Incident Report: Image Cropping Producing Distorted Results in Publish
Date: 9th April 2026 Duration: 2h 10m Severity: Minor
Summary Customers using the image cropping feature in Publish received visually distorted (stretched) results instead of properly cropped images. The issue affected all combinations of source and target aspect ratios, with no workaround available to customers during the incident window. The team identified the cause, deployed a revert, and confirmed cropping was working correctly again before closing the incident.
Root Cause The incident was caused by a regression introduced in a recent code change to how image URLs are constructed for our image CDN. The change added logic to ensure a dimension-changing operation was always present in image URLs, which is a requirement of the CDN when applying effects like brightness or contrast.

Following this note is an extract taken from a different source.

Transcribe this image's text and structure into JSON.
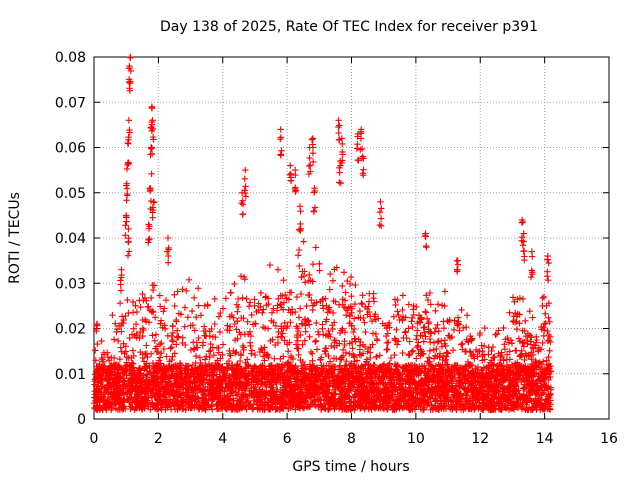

However, the detection logic did not recognize the "crop" operation as a dimension-changing operation. When a customer applied a crop, the system mistakenly appended a resize back to the original image dimensions. The CDN then performed the crop first and stretched the result back to the original dimensions, producing the distorted output.
Customer Impact Any customer who used the image cropping feature in Publish during the incident window received a visually stretched result. The issue affected square, landscape, and portrait images alike, with no combination of input or target aspect ratio unaffected. Three customer reports were received through our support channels before the issue was resolved.
Steps to Resolution After the team was paged, the on-call lead first verified that the underlying image processing infrastructure was healthy, ruling out a CDN or pod-level issue. The investigation then focused on a recent code change related to image URL handling that had been merged a few hours before the first customer report. The team confirmed the timing alignment, identified the precise gap in the URL operation detection logic, and prepared a revert. Once the revert was deployed and verified in production, our support team replied to the affected customers asking them to hard refresh their browsers, which restored normal cropping behavior. A follow-up fix was later re-applied with comprehensive test coverage to prevent the original issue from recurring.
Key Learnings
The original change shipped without test coverage for crop interactions, which allowed the gap in operation detection to slip through review. The follow-up fix included thirteen test cases covering crop-only flows, crop combined with effects, and various offset formats. We're treating this as the standard of coverage that should accompany changes to image URL construction going forward.
Detection relied on customer reports rather than proactive monitoring. We're exploring automated visual regression tests and client-side checks for unexpected URL patterns (such as a resize operation appearing directly after a crop) that would surface this kind of issue before customers notice.